Near-infrared photovoltaic gating enables polarity-reconfigurable WSe2 phototransistors for in-sensor computing
Abstract
Neuromorphic in-sensor computing requires scalable, energy-efficient optoelectronic devices with reconfigurable functionality, yet most retinomorphic platforms rely on complex van der Waals stacking and remain largely restricted to the visible spectrum. Here we demonstrate a simple substrate-engineered near-infrared (NIR) reconfigurable phototransistor by integrating an ambipolar few-layer WSe2 channel with a Si PN junction substrate through a 10-nm HfO2 dielectric. Under 980-nm illumination, the Si PN junction generates a photovoltaic potential that is capacitively coupled to the WSe2 channel as an effective photogating voltage, inducing a pronounced threshold-voltage shift and enabling gate-programmable switching between negative (NPC) and positive photoconductance (PPC).
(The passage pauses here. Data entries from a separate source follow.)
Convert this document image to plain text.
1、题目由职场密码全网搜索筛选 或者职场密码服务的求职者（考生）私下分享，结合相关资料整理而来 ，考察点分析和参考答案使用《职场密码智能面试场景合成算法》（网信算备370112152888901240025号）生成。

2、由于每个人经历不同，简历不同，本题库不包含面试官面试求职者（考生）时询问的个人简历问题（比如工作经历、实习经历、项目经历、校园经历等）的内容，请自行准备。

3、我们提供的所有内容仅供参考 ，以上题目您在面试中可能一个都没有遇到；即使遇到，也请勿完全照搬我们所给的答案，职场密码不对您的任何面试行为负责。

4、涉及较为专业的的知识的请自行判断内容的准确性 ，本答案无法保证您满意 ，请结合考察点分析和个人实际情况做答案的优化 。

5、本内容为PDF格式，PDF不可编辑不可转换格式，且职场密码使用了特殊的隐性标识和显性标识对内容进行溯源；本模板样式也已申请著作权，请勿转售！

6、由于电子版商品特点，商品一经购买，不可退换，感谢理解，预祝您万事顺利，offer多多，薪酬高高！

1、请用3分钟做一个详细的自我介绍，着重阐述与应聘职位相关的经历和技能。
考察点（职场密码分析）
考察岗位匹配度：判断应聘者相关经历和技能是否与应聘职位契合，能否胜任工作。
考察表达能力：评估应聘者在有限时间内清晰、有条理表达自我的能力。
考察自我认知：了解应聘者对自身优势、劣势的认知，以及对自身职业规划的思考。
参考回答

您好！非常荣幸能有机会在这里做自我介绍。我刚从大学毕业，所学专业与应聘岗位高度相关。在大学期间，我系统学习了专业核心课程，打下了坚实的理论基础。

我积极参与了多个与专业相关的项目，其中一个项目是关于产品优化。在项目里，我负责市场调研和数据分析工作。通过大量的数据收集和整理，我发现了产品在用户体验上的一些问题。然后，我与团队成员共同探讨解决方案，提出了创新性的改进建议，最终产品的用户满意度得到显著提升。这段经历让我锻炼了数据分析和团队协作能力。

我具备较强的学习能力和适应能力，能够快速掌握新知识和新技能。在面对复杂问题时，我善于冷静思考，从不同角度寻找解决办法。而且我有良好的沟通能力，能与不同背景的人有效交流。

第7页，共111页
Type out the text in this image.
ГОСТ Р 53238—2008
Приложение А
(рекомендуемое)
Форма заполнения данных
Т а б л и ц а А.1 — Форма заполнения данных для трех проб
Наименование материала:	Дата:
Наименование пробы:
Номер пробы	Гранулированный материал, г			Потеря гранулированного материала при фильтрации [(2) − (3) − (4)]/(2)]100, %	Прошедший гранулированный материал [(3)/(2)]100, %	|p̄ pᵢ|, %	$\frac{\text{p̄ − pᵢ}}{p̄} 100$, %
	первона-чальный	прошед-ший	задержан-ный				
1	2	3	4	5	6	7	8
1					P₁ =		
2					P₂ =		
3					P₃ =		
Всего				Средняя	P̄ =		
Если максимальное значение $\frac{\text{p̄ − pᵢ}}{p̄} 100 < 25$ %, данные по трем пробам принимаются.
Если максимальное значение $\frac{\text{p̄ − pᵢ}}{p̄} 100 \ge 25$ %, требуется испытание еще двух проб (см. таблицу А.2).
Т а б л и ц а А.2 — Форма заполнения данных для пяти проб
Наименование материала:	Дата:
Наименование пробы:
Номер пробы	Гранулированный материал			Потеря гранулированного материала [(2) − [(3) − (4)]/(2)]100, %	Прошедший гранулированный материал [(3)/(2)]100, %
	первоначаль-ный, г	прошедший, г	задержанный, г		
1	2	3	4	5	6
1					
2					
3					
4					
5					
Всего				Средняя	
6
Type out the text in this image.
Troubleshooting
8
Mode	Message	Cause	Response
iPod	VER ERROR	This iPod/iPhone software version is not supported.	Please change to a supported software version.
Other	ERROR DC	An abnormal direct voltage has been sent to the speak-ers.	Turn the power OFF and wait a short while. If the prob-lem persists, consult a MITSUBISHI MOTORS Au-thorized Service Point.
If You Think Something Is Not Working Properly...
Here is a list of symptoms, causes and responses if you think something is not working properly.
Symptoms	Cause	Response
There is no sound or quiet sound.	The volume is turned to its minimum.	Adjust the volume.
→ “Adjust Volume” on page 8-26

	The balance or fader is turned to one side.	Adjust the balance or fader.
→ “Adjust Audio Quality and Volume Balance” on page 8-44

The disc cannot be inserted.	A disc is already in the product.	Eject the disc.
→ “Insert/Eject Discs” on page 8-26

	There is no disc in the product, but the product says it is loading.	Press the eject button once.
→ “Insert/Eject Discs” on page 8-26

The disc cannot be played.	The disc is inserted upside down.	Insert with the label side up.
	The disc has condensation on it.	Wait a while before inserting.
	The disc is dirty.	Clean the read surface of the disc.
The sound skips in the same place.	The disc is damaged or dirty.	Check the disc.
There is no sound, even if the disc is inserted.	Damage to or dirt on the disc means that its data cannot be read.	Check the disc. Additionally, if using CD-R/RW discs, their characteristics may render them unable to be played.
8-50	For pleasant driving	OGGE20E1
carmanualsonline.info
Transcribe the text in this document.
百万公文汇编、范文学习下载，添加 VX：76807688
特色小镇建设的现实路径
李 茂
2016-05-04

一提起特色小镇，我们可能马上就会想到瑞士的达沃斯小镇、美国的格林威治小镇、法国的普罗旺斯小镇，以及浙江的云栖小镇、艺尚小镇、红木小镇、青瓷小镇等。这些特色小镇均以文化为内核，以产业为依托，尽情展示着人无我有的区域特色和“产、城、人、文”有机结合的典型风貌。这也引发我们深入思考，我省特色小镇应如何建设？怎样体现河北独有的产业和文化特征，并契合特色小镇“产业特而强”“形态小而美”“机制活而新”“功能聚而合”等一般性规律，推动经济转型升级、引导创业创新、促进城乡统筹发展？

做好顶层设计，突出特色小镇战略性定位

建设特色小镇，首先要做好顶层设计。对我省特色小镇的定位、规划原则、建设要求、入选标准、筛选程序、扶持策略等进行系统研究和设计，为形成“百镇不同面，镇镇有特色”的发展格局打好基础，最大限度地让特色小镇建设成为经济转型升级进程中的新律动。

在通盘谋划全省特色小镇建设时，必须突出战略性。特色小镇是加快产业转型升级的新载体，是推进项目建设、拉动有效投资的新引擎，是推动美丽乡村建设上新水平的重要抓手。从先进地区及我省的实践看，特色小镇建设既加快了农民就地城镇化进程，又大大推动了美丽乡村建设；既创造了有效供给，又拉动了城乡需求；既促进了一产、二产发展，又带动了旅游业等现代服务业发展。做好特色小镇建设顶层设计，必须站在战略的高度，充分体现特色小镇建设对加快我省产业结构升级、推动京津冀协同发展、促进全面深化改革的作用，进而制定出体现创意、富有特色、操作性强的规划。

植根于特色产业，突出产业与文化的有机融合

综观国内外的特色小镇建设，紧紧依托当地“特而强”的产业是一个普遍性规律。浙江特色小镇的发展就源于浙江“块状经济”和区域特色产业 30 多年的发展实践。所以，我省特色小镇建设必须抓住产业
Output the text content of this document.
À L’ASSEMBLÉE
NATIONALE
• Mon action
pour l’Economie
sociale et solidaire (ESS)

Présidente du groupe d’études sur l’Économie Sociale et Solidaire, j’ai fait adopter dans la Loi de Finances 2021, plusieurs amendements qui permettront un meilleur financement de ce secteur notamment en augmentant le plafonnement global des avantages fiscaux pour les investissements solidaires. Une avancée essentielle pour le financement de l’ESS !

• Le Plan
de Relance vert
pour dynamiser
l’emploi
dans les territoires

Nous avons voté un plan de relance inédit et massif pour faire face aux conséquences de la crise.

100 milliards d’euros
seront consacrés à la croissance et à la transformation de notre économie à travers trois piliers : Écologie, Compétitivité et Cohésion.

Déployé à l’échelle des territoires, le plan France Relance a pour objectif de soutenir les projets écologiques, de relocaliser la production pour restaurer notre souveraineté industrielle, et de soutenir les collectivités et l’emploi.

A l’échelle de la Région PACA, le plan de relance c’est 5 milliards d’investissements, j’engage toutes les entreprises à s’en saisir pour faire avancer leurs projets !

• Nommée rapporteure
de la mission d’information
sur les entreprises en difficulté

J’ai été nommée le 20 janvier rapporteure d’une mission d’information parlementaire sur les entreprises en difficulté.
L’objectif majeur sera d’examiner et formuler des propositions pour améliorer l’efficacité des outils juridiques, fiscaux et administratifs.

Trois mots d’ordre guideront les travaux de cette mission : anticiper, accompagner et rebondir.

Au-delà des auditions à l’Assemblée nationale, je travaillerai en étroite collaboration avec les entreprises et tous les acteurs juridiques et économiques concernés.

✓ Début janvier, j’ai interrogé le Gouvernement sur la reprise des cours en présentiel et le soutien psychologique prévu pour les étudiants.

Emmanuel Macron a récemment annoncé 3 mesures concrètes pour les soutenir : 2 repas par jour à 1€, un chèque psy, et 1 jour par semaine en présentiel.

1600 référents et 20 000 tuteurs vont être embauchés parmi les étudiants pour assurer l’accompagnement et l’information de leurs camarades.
The device achieves responsivities of 62.3 A W-1 (PPC) and −14.5 A W-1 (NPC), microsecond-level response times, and 13 distinguishable programmable states. By mapping PPC, NPC and zero photoconductance (ZPC) states to positive, negative and zero convolution weights, the device enables in-sensor convolution for image preprocessing such as edge extraction, offering a scalable route toward NIR-capable neuromorphic vision hardware.